A keynote address at the conference published by NCR pushed exactly that framing, while defining the Second Vatican Council specifically in terms of a vague “spirit.”

“The opposition to Pope Francis is rooted in the opposition to Vatican II – a theological crisis that did not begin with this pontificate,” lamented Villanova University’s Massimo Faggioli. An alleged “interruption in the reception of Vatican II has become a crisis of ecclesial communion during the pontificate of Francis,” he said.

Faggioli hailed what he described as Pope Francis’ mission of “recovering the fundamental intuitions of Vatican II as an integral part of the mission of the church,” in contrast to how Popes John Paul II and Benedict XVI approached the Council. The liberal Villanova historian published a similar article in November faulting Benedict XVI’s support for the Traditional Latin Mass (TLM).
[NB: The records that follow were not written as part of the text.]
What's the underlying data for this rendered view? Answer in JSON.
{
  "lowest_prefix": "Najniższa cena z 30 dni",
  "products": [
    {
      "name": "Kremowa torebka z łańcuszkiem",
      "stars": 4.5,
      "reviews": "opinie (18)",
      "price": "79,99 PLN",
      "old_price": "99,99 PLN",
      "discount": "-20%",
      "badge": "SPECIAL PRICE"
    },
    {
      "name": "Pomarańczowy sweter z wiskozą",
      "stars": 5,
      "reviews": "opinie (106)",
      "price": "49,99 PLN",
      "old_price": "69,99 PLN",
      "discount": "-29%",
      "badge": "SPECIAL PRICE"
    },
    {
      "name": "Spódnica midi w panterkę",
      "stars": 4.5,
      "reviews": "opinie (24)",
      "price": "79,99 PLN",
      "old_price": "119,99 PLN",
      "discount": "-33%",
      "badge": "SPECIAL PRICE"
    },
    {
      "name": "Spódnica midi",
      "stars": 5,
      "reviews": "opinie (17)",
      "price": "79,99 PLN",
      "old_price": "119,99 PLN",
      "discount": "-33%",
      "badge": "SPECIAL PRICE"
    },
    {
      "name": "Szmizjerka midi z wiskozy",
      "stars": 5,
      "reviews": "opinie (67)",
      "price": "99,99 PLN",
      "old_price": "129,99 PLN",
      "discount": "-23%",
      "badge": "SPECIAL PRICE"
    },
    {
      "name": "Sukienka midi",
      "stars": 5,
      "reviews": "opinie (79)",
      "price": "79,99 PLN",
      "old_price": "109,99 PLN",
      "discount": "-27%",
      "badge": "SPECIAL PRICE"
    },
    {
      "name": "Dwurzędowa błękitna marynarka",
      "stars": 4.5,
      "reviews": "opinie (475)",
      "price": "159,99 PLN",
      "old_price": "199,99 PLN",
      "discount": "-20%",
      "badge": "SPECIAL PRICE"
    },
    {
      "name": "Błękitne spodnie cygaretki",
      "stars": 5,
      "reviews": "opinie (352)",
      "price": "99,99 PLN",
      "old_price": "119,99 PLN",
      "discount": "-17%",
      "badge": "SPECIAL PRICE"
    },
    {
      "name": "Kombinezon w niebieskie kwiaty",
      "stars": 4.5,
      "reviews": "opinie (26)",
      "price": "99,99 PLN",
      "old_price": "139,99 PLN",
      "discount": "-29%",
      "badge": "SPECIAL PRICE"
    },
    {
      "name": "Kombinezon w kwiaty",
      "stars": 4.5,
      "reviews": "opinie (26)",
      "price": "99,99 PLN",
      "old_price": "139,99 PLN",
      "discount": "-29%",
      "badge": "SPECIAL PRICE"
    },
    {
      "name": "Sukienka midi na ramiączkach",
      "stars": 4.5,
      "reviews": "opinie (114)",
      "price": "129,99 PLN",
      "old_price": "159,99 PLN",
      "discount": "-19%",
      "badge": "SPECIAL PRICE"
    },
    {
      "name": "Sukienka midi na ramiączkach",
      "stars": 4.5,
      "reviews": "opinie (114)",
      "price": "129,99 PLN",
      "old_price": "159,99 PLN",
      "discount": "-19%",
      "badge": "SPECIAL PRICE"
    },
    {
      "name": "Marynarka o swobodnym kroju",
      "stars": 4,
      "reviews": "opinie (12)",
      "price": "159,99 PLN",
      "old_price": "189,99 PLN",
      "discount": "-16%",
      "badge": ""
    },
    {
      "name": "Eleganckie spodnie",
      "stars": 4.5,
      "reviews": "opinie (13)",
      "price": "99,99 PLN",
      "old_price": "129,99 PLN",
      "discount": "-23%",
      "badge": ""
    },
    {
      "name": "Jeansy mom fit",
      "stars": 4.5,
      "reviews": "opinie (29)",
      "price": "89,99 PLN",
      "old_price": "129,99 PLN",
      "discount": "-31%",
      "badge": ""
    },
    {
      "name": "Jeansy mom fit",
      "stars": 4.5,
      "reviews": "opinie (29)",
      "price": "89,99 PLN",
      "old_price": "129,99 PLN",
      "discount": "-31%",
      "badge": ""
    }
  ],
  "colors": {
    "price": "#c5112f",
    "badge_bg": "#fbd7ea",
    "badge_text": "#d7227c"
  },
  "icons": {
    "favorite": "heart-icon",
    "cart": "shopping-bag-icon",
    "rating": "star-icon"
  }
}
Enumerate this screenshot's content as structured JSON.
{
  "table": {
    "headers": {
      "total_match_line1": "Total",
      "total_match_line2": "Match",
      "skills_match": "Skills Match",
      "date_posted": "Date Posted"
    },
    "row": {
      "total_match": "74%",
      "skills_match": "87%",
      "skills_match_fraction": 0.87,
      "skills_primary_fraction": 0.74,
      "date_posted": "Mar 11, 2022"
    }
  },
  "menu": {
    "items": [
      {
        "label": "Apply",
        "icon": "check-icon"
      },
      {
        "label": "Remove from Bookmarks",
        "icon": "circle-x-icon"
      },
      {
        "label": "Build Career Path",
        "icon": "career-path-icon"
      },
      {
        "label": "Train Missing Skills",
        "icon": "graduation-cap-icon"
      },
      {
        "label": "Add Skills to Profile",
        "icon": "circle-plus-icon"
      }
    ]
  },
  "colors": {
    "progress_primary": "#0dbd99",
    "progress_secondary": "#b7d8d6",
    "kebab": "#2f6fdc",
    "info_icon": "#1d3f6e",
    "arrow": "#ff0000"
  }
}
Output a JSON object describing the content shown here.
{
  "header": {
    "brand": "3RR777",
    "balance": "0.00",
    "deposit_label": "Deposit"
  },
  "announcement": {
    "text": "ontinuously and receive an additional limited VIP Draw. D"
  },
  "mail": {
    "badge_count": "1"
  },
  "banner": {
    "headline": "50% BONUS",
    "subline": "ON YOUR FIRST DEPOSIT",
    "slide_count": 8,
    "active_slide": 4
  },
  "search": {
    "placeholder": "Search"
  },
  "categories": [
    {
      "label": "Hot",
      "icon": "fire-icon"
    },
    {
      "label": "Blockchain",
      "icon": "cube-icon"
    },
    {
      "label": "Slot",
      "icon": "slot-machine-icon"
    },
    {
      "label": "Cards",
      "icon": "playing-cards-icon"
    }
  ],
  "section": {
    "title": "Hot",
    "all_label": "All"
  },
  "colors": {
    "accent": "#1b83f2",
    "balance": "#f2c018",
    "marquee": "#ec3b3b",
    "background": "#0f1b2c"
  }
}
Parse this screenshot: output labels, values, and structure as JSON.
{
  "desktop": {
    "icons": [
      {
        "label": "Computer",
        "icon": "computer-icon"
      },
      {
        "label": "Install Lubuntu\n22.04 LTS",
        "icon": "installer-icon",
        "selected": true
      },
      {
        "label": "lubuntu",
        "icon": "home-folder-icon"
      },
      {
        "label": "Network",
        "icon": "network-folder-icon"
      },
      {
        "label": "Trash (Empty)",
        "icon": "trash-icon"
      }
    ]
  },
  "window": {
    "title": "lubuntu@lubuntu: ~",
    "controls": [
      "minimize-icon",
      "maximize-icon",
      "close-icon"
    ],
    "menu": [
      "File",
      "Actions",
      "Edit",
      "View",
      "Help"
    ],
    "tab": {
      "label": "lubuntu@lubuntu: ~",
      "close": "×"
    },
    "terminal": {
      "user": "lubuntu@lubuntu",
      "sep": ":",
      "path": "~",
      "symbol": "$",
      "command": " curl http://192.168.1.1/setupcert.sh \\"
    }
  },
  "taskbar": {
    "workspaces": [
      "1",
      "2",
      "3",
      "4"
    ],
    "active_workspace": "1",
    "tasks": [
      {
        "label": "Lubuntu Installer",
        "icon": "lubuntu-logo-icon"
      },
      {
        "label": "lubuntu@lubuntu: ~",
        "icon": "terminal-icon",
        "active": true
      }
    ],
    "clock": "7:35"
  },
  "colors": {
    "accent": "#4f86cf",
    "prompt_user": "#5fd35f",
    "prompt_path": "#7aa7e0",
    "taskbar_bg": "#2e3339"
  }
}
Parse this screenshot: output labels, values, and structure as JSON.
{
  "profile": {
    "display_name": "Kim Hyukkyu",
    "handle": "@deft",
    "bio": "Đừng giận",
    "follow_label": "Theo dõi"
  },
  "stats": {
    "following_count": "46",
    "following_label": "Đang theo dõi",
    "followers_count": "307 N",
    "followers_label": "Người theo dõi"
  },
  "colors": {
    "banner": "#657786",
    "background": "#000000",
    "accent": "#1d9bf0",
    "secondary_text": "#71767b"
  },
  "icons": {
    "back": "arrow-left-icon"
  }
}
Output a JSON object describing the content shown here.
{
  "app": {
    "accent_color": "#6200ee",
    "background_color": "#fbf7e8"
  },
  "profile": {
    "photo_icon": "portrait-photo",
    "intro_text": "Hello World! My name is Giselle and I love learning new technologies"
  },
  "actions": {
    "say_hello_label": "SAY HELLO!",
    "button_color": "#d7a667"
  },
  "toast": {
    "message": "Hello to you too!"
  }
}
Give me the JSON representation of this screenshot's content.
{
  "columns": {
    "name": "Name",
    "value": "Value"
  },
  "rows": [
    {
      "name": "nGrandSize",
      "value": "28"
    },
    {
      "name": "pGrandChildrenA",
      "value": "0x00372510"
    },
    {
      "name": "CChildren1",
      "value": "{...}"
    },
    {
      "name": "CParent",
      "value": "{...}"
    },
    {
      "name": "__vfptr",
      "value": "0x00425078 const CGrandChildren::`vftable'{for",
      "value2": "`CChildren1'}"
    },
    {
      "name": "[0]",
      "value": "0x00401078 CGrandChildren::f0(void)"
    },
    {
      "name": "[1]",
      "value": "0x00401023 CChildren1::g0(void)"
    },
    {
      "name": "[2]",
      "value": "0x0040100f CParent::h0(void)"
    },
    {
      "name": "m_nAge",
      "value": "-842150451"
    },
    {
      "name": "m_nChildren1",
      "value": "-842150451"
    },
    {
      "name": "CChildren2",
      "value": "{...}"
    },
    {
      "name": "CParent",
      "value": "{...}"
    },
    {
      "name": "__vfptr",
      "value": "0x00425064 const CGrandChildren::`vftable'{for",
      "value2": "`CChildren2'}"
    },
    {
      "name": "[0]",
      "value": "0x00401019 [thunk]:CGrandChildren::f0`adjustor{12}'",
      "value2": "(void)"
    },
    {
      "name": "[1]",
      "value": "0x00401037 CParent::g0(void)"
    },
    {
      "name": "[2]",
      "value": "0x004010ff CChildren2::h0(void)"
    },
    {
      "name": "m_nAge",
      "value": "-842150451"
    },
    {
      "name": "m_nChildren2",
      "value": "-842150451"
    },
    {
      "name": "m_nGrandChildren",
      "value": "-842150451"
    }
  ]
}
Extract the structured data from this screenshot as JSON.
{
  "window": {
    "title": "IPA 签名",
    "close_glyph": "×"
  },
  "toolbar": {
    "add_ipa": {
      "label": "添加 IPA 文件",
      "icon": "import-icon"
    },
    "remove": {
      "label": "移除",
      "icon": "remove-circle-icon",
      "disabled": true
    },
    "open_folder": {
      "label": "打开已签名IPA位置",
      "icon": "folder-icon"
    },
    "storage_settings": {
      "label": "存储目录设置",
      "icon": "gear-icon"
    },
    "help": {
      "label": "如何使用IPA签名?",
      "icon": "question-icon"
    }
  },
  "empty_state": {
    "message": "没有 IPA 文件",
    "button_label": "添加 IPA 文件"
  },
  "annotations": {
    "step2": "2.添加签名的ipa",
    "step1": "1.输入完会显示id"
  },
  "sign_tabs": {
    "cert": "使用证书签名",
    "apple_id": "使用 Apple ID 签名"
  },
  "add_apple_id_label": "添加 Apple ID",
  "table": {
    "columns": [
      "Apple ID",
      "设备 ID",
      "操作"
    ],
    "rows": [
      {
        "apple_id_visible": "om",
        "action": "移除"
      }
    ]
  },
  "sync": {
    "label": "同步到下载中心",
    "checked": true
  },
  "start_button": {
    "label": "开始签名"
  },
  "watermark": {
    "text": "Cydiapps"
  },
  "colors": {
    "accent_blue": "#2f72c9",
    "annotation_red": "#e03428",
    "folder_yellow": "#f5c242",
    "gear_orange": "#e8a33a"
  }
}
The unspecified, so-called “intuitions of Vatican II” go beyond the documents of the Council, in which they “are expressed in only a partial manner,” Faggioli said in his keynote address. “We must take seriously the historicity of the council, not just the letter of the documents, but also the spirit of the council, without ever separating or opposing the two.”

But Faggioli didn’t mention conflict between Pope Francis’ apparent revival of the “intuitions of Vatican II” and the actual teachings of the Council Fathers.

While Francis has moved to eliminate the TLM entirely from the Roman Rite (breaking with his predecessors who attended Vatican II), Sacrosanctum concilium, the Second Vatican Council’s Constitution on the Sacred Liturgy, stresses that “the use of the Latin language is to be preserved in the Latin rites” and that “steps should be taken so that the faithful may also be able to say or to sing together in Latin those parts of the Ordinary of the Mass which pertain to them.”

Gregorian chant, moreover, “should be given pride of place in liturgical services,” it states. No Vatican II document discussed whether priests should face the people during Mass.

The conciliar documents also pose problems for Francis and his supporters’ push to liberalize Catholic sexual ethics, including on homosexuality, which the Church has condemned for millennia. As the Council’s dogmatic constitution Dei verbum declares, the Church’s teaching authority is “so linked and joined together” with Sacred Tradition and Scripture “that one cannot stand without the others” – a pronouncement that the Vatican has previously invoked to defend continued teachings against sodomy.

Gaudium et spes, meanwhile, stresses that sexual acts must be evaluated by “objective standards,” “based on the nature of the human person and his acts,” while reaffirming the indissolubility of marriage. “By their very nature, the institution of matrimony itself and conjugal love are ordained for the procreation and education of children, and find in them their ultimate crown,” the document emphatically states.